Novate nello spazio-tempo

Un titolo un po’ da fantascienza e un manifesto che avrà incuriosito chi si è dilettato con lo studio della teoria della relatività, hanno invitato i cittadini Novatesi alla serata di analisi e proposte urbanistiche che la coalizione “Rifondazione, Comunisti Italiani e il gruppo Ambiente e Territorio” ha realizzato durante la definizione del programma. A prima vista si rischiava di incorrere nella solita serata da tecniconi e politici, in realtà è stata indubbiamente sorprendente per il livello di contenuti e per l’originalità del taglio.

Grazie allo splendido lavoro dell’architetto urbanista Luigi Caprarella si è potuto collocare l’attuale Novate all’interno di un percorso storico e, appunto urbanistico, che l’ha trasformata da territorio agricolo al secondo comune più urbanizzato della provincia di Milano (dopo Bresso).

Con Roberto Poggi, consigliere comunale dal 1994, si è passati dal punto di vista esterno/scientifico, a quello di chi, attraverso lo stoico lavoro dall’interno, ha cercato di preservare Novate dai forti interessi speculativi che le ultime giunte hanno importato.

Novate nello spazio-tempo – Roberto Poggi

Si è quindi arrivati a una delle protagoniste della serata: “la cittadella della Salute”, sicuramente il nodo principale per quanto riguarda il futuro sviluppo urbanistico di Novate. Ci ha presentato le inquietanti prospettive Renato Piergiovanni, che attraverso un bellissimo lavoro di traduzione dalle carte (praticamente segrete) dei vari accordi di progetto, ha trasformato in qualcosa di reale questa entità di cui i Novatesi sono stati tenuti all’oscuro dai metodi antipartecipativi che le ultime giunte hanno utilizzato per controllare il territorio.

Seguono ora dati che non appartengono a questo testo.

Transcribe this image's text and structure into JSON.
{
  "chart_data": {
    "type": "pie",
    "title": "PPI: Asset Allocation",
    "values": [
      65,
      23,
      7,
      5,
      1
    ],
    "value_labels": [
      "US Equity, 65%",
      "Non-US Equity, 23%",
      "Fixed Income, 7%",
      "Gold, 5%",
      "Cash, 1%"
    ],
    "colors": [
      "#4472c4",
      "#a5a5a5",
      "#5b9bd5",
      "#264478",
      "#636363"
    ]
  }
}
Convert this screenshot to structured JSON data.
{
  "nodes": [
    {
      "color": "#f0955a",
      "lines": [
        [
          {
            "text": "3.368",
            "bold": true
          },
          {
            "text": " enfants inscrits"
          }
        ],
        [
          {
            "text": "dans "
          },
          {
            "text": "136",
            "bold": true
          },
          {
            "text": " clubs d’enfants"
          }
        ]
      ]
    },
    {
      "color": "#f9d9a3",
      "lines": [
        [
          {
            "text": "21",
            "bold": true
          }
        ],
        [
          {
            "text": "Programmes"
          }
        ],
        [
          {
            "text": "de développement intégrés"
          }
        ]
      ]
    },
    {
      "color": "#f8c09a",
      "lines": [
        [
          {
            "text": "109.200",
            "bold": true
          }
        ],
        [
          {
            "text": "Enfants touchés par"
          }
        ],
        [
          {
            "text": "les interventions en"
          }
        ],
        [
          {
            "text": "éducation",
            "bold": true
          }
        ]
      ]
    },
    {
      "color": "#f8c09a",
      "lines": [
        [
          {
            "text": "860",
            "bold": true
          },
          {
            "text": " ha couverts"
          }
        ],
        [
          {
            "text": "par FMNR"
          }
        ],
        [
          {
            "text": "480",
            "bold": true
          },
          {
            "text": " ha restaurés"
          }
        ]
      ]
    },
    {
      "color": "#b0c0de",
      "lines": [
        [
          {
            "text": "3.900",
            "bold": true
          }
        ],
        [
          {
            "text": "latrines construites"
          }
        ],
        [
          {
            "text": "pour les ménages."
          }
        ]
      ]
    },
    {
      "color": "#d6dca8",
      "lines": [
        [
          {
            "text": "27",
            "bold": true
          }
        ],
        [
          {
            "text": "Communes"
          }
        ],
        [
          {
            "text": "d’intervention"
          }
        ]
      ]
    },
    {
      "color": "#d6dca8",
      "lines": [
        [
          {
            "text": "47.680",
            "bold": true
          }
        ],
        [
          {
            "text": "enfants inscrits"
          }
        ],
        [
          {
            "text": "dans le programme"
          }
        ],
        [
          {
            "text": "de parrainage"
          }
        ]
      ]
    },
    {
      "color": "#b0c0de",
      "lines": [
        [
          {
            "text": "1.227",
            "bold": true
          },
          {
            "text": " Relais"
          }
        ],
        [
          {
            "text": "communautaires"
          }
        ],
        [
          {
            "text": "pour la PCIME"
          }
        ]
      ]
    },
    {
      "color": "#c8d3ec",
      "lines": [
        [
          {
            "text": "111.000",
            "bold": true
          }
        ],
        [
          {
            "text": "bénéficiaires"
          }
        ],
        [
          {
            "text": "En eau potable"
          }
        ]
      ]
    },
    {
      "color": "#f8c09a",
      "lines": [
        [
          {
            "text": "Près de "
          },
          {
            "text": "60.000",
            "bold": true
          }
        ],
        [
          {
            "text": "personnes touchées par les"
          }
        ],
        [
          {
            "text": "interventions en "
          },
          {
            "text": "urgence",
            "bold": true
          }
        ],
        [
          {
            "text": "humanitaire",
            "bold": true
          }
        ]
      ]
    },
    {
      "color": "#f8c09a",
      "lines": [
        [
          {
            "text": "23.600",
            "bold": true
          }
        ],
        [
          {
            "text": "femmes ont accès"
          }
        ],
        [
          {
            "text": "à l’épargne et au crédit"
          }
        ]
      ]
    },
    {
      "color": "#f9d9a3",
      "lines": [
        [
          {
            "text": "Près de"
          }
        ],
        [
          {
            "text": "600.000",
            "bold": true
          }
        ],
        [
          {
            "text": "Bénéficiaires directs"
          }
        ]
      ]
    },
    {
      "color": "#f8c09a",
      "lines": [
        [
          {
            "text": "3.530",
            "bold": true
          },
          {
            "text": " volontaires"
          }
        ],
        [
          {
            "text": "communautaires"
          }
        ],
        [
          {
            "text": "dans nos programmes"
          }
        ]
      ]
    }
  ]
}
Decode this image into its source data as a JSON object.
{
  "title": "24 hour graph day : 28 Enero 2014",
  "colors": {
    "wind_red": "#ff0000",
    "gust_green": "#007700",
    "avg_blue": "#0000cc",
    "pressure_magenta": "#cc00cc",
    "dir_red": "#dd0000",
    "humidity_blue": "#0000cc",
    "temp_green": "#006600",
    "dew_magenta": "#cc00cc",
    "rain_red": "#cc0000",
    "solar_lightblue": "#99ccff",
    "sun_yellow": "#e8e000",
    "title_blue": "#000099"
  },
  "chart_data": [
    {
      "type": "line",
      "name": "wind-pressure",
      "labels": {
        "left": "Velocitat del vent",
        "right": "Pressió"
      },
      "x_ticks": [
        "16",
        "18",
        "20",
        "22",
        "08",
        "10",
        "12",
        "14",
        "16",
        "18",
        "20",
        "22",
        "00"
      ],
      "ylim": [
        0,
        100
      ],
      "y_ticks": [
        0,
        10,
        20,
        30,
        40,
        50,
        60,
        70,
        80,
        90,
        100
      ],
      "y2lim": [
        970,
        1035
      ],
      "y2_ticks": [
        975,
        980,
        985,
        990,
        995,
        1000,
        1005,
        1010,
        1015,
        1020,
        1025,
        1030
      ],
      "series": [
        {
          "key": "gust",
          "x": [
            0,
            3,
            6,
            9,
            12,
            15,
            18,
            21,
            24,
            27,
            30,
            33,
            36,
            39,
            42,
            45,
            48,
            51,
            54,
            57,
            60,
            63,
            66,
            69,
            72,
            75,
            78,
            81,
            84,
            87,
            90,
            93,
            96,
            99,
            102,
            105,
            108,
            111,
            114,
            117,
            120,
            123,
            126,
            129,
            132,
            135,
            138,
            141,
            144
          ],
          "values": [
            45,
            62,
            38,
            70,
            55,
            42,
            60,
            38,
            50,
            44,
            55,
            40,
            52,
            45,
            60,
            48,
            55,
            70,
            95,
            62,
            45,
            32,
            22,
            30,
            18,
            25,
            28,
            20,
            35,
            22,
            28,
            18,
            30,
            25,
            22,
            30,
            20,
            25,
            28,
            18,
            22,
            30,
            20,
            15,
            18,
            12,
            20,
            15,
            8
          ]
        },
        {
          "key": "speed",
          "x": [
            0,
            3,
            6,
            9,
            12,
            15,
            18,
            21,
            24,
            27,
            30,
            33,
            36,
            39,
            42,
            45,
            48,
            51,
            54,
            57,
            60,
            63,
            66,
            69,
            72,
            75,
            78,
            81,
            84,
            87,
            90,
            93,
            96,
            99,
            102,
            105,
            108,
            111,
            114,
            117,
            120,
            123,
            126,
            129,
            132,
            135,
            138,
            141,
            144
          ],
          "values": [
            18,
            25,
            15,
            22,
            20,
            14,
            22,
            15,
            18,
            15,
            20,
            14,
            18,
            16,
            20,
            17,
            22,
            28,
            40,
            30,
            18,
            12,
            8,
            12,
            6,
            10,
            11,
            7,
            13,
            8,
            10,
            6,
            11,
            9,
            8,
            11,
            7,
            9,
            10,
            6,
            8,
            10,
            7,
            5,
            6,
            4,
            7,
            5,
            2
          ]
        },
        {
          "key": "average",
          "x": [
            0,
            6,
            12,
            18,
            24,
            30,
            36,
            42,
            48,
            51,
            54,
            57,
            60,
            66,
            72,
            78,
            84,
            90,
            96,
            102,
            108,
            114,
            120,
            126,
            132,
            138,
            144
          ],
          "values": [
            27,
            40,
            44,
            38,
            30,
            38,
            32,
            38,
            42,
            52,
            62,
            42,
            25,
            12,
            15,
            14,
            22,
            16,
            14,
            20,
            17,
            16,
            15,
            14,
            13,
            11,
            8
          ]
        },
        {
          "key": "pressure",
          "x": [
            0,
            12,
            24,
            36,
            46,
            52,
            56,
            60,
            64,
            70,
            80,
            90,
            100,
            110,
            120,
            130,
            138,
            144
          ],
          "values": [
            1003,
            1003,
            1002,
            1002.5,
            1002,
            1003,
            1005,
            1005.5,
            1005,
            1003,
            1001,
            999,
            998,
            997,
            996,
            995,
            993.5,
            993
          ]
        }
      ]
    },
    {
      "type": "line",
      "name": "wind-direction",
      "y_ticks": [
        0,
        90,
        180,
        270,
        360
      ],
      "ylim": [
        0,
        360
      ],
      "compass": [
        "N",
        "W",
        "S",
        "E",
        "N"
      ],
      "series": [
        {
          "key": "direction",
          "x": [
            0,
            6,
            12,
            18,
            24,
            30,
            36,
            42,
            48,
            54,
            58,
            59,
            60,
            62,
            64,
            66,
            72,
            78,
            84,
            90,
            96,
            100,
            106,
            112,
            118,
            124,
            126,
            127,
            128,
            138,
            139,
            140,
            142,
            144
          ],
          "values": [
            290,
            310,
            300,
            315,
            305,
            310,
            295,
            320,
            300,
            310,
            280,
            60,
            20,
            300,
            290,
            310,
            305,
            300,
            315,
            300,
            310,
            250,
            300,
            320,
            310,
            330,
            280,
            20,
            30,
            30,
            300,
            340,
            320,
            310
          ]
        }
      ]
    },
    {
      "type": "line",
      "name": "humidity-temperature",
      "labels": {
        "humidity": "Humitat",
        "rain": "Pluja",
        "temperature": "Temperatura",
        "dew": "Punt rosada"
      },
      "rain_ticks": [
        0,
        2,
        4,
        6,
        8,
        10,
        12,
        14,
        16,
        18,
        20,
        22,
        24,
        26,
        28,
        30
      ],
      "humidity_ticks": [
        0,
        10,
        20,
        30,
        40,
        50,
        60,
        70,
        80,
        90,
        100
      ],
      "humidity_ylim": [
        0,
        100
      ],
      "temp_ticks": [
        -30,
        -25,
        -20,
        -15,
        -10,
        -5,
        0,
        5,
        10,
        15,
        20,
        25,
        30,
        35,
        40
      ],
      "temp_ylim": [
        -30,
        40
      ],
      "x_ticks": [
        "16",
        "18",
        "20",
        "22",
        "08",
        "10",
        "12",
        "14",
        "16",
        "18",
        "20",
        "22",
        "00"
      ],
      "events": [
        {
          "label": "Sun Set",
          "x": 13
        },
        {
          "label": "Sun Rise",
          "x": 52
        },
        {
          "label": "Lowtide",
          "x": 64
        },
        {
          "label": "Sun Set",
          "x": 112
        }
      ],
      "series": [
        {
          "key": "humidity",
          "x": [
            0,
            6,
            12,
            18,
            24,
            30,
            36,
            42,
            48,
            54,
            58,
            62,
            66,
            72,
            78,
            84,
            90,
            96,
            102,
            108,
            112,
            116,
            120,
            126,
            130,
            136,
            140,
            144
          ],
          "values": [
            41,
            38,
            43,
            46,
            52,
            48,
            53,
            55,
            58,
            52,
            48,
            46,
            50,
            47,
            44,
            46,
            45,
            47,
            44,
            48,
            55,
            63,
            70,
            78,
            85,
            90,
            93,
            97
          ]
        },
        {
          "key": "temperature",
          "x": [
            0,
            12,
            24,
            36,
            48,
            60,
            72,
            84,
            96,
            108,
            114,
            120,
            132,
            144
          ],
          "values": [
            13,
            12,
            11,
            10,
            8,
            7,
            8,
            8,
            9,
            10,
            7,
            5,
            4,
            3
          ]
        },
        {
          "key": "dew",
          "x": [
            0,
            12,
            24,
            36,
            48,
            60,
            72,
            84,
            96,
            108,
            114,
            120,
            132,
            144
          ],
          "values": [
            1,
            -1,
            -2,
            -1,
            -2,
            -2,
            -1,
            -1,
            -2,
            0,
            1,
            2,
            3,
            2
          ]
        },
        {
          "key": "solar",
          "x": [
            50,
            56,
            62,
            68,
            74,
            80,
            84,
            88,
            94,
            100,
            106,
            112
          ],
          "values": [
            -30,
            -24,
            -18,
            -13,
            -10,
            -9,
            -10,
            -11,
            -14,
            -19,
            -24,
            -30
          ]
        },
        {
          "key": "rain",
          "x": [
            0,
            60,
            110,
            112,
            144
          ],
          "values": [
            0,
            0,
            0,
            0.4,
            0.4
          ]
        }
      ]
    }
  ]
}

Novate nello spazio-tempo – Renato Piergiovanni

Nonostante le inquietudini spiccano le proposte di come si potrebbe incanalare in modo positivo questo Tsunami che colpirà il nostro territorio. A queste, e all’esigenza che siano affrontate in modo partecipativo ha fatto riferimento nelle sue conclusioni il candidato Sindaco Giovanni Bergamini, riprendendo l’invito dell’associazione “All’ombra dell’albero” rappresentata da Pierluigi Sostaro, sottolineando l’importanza dell’esistenza dell’associazione come occhio critico e di sorveglianza per l’operato di qualsiasi giunta. Bergamini ha inoltre insistito sulla distribuzione degli effetti della “Cittadella” sull’intero territorio novatese (non solo sul quartiere martire di via Baranzate) facendo in modo che le stesse esigenze di servizi per la Cittadella vengano soddisfatte attraverso le realtà del territorio e non attraverso la costruzione di nuovi centri commerciali come previsto attualmente dagli accordi sottoscritti dalla giunta Silva. Prioritario, in ogni caso, fare in modo che l’insediamento della Cittadella porti benefici in termini di servizi ai cittadini novatesi e non, in termini economici, ai possessori dei terreni e degli stabili che saranno interessati da forti speculazioni.